According to a recent Mobile Mindset Study by Lookout, nearly 60 percent of Americans check their phones at least once an hour.
"Every time it buzzes, I'm checking it, if I'm not at my desk," Ryan Ostler said.
Ostler said he wishes he wasn't so tied to his phone, but it's a professional necessity for him.
"It seems like that's just the way it is now," he said. "You just have to be on-call 24/7 for work."
According to the study, young people are the most plugged in, with 63 percent of women and 73 percent of men ages 18 to 34 saying they don't go an hour without checking their phones.
The study also showed that many will break the law and rules of etiquette to stay connected. Twenty-four percent said they check their phones while driving; 9 percent said they check their phones during religious services at a house of worship; 30 percent admit they check their phones during meals with others.
"Only if I get a notification, and I know something is going on," Ostler said about checking his phone at meals. "I'll take a quick peek and quickly put it away afterward."
Dr.
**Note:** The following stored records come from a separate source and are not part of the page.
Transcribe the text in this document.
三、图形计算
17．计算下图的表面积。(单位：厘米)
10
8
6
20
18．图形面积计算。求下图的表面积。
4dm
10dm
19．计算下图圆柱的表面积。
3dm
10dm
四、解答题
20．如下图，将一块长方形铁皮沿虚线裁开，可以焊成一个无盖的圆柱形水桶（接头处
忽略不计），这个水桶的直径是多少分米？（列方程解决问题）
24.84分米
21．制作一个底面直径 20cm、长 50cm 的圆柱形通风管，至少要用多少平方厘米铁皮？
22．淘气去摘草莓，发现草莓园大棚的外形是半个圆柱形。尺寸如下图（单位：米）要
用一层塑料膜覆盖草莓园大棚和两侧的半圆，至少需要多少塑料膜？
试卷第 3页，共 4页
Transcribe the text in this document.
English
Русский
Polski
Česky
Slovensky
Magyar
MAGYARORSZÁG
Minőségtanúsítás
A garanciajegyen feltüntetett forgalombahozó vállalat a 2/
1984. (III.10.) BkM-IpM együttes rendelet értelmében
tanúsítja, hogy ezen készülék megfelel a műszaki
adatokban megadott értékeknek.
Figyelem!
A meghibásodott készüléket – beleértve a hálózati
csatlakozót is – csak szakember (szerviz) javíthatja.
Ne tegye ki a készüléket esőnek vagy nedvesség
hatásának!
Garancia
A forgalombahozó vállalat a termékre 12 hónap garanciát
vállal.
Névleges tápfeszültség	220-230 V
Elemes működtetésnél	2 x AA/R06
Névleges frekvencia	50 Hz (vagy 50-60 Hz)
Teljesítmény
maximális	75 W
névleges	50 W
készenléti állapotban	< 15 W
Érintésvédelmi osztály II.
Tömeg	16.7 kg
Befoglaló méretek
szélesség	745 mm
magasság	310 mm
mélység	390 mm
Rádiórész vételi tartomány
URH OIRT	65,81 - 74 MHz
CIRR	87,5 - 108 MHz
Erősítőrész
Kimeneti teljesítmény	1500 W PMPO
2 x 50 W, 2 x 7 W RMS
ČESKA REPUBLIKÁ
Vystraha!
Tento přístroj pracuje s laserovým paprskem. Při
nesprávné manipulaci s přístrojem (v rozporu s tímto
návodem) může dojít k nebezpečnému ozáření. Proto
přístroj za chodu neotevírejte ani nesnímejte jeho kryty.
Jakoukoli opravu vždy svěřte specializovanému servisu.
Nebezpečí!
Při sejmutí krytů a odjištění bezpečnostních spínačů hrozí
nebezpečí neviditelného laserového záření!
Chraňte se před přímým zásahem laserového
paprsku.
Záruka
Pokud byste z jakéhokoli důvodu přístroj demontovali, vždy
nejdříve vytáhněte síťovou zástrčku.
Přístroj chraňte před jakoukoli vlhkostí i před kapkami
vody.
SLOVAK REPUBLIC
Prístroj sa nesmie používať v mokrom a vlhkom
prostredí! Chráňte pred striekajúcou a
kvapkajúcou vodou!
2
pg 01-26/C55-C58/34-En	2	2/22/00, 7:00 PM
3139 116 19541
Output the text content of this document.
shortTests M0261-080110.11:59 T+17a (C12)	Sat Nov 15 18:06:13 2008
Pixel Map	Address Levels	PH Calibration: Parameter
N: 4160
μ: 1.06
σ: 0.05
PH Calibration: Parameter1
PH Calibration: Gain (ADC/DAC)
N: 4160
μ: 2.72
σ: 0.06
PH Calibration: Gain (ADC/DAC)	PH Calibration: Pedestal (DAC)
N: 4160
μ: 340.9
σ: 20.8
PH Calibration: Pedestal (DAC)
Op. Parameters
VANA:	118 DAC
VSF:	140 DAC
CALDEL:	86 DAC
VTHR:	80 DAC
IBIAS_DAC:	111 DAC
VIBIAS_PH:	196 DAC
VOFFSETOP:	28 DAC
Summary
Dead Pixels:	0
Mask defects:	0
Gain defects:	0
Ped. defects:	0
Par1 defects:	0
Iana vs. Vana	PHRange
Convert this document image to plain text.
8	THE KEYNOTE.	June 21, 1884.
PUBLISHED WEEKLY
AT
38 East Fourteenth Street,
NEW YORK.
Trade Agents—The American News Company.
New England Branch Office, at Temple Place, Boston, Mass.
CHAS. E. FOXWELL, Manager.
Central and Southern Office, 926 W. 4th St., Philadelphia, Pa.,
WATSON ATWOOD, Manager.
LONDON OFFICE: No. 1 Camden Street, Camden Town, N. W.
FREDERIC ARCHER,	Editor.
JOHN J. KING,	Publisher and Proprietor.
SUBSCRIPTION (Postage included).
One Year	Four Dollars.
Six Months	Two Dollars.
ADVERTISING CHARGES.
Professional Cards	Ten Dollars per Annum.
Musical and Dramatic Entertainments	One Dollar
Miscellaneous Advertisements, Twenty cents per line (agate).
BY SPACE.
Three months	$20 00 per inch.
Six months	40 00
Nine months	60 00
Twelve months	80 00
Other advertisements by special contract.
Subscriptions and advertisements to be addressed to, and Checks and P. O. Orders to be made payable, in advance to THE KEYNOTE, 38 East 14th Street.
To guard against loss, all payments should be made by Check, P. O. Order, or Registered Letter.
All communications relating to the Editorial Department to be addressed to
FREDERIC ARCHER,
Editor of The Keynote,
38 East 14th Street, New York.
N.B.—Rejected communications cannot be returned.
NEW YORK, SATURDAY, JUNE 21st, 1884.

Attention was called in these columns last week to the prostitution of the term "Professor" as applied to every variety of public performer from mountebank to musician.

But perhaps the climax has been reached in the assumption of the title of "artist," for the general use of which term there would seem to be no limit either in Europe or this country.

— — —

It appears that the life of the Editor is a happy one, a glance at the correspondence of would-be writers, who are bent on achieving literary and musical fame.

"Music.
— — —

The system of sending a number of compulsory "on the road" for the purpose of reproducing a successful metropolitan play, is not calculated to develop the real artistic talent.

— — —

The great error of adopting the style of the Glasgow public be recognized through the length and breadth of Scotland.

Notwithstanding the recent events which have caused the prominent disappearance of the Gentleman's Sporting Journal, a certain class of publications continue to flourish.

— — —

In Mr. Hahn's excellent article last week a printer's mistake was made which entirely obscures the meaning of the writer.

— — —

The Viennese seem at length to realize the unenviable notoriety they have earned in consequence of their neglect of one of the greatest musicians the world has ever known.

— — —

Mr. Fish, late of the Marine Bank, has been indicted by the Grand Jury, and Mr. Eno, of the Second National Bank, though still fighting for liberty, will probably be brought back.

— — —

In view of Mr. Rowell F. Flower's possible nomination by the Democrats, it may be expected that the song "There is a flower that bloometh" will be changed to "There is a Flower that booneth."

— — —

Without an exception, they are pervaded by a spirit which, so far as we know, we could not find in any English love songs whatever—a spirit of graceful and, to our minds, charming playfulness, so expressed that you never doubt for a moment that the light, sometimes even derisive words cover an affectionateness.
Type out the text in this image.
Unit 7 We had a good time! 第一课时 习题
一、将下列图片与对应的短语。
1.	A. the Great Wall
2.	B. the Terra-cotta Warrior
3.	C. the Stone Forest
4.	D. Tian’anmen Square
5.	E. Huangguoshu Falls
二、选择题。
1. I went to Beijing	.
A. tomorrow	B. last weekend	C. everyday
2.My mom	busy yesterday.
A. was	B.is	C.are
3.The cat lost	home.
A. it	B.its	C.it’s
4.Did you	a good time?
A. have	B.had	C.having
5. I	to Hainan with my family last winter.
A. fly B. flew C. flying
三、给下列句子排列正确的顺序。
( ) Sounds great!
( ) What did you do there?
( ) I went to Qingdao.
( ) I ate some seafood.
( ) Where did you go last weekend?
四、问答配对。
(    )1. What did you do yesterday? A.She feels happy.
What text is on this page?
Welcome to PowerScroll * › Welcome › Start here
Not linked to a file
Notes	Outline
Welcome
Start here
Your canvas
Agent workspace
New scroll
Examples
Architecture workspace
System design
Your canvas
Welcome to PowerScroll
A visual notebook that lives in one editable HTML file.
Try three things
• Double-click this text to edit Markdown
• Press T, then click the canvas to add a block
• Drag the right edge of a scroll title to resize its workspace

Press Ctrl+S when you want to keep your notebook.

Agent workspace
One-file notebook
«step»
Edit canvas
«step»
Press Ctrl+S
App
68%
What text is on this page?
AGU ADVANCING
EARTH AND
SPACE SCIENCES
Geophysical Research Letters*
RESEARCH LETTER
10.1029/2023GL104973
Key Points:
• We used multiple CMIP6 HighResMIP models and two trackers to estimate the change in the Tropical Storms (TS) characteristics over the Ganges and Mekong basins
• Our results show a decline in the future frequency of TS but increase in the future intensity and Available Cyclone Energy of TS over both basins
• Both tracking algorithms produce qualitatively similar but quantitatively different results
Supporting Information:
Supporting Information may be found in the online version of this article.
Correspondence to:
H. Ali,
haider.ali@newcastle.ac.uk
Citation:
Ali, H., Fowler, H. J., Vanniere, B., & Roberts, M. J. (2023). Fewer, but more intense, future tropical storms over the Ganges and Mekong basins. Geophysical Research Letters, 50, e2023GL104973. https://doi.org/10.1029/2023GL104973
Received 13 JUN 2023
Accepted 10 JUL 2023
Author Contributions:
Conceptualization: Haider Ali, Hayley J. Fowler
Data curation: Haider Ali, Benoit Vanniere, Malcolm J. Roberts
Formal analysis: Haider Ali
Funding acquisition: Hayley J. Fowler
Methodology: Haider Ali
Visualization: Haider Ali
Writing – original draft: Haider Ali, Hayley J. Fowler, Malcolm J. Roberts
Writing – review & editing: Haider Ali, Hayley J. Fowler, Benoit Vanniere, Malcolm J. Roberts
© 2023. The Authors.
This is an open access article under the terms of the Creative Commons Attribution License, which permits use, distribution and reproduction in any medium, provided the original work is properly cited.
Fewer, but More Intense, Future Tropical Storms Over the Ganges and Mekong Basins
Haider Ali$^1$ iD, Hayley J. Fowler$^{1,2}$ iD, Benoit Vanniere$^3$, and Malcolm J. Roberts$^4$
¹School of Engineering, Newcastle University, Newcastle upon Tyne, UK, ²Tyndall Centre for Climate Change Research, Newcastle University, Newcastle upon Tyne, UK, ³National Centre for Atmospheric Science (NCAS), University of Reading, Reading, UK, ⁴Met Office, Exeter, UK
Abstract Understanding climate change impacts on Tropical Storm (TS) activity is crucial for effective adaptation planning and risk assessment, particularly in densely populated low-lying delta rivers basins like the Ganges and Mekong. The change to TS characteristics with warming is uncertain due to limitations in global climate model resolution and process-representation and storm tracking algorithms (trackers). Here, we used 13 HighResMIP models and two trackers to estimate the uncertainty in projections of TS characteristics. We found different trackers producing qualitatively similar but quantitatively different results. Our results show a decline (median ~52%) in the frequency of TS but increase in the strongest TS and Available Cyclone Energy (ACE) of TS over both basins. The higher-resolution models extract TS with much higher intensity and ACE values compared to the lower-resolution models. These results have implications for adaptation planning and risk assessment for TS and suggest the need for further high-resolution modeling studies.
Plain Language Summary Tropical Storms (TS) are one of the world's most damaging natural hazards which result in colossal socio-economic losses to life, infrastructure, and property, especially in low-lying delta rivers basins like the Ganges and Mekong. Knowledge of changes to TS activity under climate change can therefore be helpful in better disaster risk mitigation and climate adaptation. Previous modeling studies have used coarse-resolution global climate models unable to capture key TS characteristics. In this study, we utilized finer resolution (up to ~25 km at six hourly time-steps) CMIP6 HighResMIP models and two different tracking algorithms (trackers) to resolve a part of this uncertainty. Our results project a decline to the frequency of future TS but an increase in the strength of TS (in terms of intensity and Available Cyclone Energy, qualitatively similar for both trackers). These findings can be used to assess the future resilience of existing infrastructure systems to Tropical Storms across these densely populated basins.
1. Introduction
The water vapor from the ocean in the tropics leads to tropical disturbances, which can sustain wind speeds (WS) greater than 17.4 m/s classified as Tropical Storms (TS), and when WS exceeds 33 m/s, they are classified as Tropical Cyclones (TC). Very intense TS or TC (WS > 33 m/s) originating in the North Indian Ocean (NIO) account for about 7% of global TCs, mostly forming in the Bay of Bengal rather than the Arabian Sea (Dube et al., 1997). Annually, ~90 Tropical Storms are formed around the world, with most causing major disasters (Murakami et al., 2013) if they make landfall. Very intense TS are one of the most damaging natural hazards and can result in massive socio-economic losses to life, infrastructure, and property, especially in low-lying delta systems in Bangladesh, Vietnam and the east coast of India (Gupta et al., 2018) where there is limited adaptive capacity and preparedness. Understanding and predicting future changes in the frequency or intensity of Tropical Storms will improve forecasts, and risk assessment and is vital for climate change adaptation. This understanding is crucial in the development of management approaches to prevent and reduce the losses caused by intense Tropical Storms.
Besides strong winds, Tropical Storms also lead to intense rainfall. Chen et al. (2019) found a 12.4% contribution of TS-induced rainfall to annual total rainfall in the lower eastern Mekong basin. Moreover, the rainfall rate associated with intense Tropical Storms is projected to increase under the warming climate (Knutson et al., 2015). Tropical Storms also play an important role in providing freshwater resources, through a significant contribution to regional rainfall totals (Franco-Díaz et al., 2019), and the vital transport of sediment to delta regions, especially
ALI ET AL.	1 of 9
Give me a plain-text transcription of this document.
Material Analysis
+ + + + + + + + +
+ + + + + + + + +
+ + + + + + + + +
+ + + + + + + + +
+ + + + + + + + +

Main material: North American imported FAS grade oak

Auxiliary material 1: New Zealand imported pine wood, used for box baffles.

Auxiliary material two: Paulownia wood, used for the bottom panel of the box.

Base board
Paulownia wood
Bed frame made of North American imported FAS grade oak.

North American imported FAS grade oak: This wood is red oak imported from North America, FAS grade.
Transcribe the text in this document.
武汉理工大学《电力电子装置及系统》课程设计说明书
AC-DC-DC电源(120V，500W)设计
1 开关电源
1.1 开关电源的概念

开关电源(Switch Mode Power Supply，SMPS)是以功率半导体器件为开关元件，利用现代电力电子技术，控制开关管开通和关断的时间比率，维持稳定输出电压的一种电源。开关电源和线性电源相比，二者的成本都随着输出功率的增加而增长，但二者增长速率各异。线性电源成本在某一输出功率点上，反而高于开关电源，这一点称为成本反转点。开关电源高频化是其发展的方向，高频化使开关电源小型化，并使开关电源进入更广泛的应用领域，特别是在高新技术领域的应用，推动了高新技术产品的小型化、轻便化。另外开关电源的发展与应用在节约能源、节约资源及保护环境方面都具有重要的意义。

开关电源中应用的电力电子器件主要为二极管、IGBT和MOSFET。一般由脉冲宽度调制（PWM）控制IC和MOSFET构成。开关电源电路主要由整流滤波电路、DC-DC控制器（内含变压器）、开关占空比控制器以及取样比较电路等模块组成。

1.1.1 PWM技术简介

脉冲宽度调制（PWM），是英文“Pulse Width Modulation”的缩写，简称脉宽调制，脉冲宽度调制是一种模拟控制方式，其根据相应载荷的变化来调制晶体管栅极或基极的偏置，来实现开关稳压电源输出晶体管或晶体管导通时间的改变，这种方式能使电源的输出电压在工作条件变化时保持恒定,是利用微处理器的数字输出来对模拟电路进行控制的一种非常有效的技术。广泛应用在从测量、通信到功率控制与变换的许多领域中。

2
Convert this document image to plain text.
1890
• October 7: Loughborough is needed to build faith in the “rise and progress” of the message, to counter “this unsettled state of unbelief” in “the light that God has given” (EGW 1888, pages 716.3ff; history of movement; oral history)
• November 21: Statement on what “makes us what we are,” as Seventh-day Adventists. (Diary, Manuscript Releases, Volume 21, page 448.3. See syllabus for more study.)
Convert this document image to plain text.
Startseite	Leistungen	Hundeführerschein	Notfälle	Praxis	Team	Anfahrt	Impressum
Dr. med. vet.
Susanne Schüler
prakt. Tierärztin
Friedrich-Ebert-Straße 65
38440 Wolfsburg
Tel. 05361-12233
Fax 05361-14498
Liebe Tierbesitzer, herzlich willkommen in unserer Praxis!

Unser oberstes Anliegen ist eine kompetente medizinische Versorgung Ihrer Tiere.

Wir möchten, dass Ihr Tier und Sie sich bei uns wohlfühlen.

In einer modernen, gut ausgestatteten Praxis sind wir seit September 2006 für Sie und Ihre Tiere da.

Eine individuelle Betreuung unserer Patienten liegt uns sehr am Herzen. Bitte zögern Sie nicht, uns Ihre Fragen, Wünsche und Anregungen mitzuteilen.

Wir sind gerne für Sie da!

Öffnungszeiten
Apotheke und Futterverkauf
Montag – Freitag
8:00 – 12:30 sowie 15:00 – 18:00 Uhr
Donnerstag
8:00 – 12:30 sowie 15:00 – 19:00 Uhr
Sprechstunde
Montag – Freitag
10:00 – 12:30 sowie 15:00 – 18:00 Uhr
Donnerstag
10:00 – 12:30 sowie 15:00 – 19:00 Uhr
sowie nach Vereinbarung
David Strayer, who directs the Applied Cognition Lab at the University of Utah, has become a national authority on the topic over the past 12 years.
"I have all the gadgets just like everyone else," Strayer said, “but there's a time and place for using them."
Many people may be too plugged in to the detriment of their emotional health, he said. In a way, they've become "a slave to technology," said Strayer, who conducts research to better understand how and why people can become overloaded while multitasking.
"The phone rings, we have to answer it," he said, "If we get a text message, we need to reply."
Strayer pointed out that most people feel socially and professionally obligated to respond to text messages, emails and alerts on social media.
Seventy-five percent of Americans sleep with the phone in the room, many with it right in the bed. Strayer said many teens feel compelled to reply to a text message in the middle of the night.
That's not healthy, he said, especially when people prioritize their technology over human interaction or use it as an intermediary.
"You lose that human connection, and that's a violation of the way that humans have interacted for hundreds of thousands of years," the psychologist said.
Strayer suggested it may be changing the way we think and behave. People Google more and remember less. They let GPS do their navigation. All of the disruptive noise that people channel into their minds from their mobile devices can stress them out, exhaust them and stunt their social skills.
"Whether or not it's a formal addiction, or just overuse to the point of compulsion, we don't know," Strayer said. "In some extreme circumstances, it probably rises to the level of an addiction."
He said that's still up for debate within the scientific definition of addiction.
Strayer suggests people completely unplug from time to time, interact with their families, get outside in nature or take a hike. He said that's the best way to relieve the stress is to have a “digital detox,” of sorts.